For those of us who have lived with others as students, it might feel like a study of the bleedin’ obvious. For those of you about to embark upon your first stint in halls, dorms, flats and shared houses, it might help you get some perspective.
Recently published research by psychologists in the University of Michigan suggests that new students are more likely to feel lonely in shared accommodation when they first arrive, compared with 10 weeks later. The people most likely to get a social relationship boost over the weeks are the more genuine people who aren’t so self-concerned.
Even to those of you who haven’t yet embarked upon shared housing, you might think the research sounds pretty obvious.
Nevertheless, I think that good points are made, especially the need for students to make a positive start to their relationships. This is done not by trying to look impressive, but is about supporting others and maintaining a focus of care. Psychologist Jennifer Crocker states, “students can be the architects of their roommate relationships, enhancing or undermining the quality of these important relationships”.
I read about this first in The Situationist; a social/psychological site that I heartily recommend. The main research paper is published in the September 2008 issue of the Journal of Personality and Social Psychology. I can only find the August edition of the journal, so I haven’t had chance to read the paper yet. The research investigates how students felt about relationships and how they developed over time in their new surroundings.
Those of us who have already spent some time living with other students will probably understand how it feels to be thrown into a new place with so many different people, while none of you have got your bearings yet. Scary and brilliant at the same time. No wonder it’s an equally good source of great friendships and brewing trouble!
My first couple of days at university were typically a bit apprehensive. I didn’t feel settled in and I wasn’t too happy about that. The people I socialised with on my first couple of days were so different to me that I wondered if I’d chosen the right university. But I was lucky enough to feel a lot better by about Day 3. Settling in isn’t always that quick, but even those who took a bit longer to build friendships managed to feel a lot happier pretty quickly.
However, the students who put on a front and tried to act away from their true personalities suffered badly and found it difficult to recover.
Jennifer Crocker and Amy Canevello’s research also found that students who put on this front to protect their own self-image and look good are less likely to find improved relationships between housemates. Crocker refers to this issue as an ‘ego-system’ approach.
I can fully understand why some students want to do this, but it’s definitely the wrong approach. Putting on a bit of a show in order to attract others is a short-term approach, so it doesn’t work in the long-term situation of Higher Education.
The good news is that there are enough people around that even those who put on a front can move on and find other friends with their true personality and some real caring.

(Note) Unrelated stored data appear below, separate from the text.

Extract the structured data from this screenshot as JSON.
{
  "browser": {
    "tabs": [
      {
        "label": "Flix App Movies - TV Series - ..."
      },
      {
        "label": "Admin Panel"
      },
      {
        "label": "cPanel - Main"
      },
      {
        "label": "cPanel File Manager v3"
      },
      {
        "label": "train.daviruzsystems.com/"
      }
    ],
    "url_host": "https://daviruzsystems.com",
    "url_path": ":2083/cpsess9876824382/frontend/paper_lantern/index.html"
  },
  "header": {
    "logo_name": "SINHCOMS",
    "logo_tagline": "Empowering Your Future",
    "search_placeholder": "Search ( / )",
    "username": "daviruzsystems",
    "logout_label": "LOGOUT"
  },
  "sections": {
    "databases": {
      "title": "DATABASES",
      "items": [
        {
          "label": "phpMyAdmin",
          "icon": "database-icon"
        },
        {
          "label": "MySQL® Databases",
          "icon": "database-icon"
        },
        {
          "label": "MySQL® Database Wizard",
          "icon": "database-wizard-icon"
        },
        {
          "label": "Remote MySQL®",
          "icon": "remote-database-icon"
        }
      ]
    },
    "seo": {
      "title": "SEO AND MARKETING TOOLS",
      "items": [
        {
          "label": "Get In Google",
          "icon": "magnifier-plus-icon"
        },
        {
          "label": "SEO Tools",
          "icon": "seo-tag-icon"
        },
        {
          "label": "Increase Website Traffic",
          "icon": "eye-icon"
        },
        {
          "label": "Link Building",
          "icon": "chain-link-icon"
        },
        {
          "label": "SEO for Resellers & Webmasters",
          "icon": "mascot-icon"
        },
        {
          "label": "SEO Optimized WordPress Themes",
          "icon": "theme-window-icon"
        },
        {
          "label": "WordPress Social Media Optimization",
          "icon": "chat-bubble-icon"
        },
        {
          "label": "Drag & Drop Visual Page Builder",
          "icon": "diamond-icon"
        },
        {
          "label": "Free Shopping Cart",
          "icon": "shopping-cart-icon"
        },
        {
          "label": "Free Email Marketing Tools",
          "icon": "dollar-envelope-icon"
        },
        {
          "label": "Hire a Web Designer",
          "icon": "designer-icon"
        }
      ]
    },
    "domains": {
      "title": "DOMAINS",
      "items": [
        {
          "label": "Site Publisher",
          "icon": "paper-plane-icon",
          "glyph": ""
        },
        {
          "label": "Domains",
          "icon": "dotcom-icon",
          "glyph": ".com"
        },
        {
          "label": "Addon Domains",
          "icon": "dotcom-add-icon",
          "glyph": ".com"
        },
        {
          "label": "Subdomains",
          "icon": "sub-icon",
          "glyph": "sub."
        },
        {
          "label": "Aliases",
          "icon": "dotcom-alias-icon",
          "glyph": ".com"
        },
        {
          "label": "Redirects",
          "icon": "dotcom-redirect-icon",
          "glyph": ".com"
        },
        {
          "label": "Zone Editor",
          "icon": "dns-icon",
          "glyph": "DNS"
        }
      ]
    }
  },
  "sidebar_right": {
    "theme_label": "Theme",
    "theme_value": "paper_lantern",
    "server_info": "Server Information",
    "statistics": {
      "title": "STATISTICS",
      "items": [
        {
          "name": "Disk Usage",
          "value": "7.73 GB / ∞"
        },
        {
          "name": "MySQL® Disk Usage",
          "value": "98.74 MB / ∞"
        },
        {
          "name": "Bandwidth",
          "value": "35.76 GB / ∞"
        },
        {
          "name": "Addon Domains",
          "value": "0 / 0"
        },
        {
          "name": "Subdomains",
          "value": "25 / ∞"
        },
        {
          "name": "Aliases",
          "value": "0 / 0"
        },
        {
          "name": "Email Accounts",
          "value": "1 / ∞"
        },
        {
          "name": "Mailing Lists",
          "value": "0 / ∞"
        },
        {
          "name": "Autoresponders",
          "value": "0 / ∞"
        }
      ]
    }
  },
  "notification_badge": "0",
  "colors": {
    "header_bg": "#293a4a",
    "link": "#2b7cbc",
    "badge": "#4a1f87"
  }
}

The upshot is this. When everyone is in the same situation and making new experiences as they go along, it’s a mistake to try and walk the walk when nobody knows what the walk is yet. At some point, the charade will be clear to everyone watching and relationships can suffer as a result.

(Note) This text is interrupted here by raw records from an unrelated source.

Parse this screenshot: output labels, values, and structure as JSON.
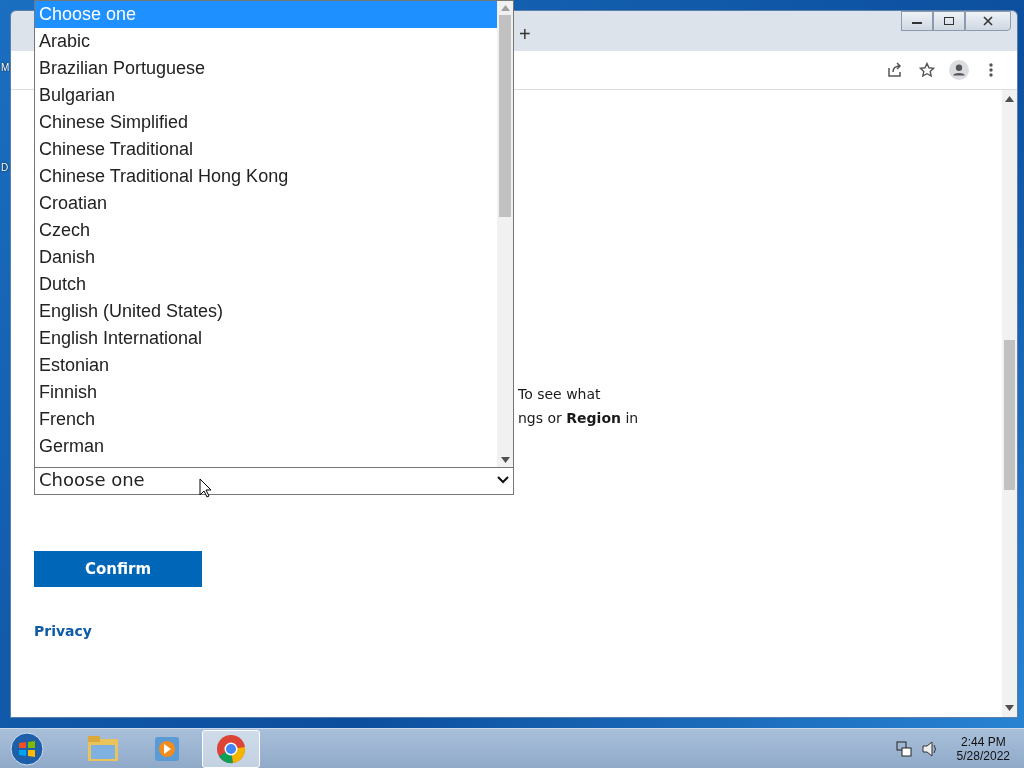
{
  "desktop_icons": [
    {
      "label": "M"
    },
    {
      "label": "D"
    }
  ],
  "browser": {
    "new_tab": "+"
  },
  "page": {
    "paragraph_lines": [
      "To see what",
      "ngs or **Region** in"
    ],
    "select": {
      "value": "Choose one"
    },
    "confirm_button": "Confirm",
    "privacy_link": "Privacy"
  },
  "dropdown_list": {
    "options": [
      {
        "label": "Choose one",
        "selected": true
      },
      {
        "label": "Arabic",
        "selected": false
      },
      {
        "label": "Brazilian Portuguese",
        "selected": false
      },
      {
        "label": "Bulgarian",
        "selected": false
      },
      {
        "label": "Chinese Simplified",
        "selected": false
      },
      {
        "label": "Chinese Traditional",
        "selected": false
      },
      {
        "label": "Chinese Traditional Hong Kong",
        "selected": false
      },
      {
        "label": "Croatian",
        "selected": false
      },
      {
        "label": "Czech",
        "selected": false
      },
      {
        "label": "Danish",
        "selected": false
      },
      {
        "label": "Dutch",
        "selected": false
      },
      {
        "label": "English (United States)",
        "selected": false
      },
      {
        "label": "English International",
        "selected": false
      },
      {
        "label": "Estonian",
        "selected": false
      },
      {
        "label": "Finnish",
        "selected": false
      },
      {
        "label": "French",
        "selected": false
      },
      {
        "label": "German",
        "selected": false
      }
    ]
  },
  "taskbar": {
    "time": "2:44 PM",
    "date": "5/28/2022"
  }
}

Building a true relationship is about genuine care, genuine trust, genuine sympathy and empathy, and genuine support.
For those of you soon to land upon campus with all the other Freshers, don’t try to be someone you’re not. The journey you’re about to take is meant to help you find out exactly who you are! Take interest in everyone around you and you’re bound to find like-minded people who you can share fantastic experiences with as you go through your degree.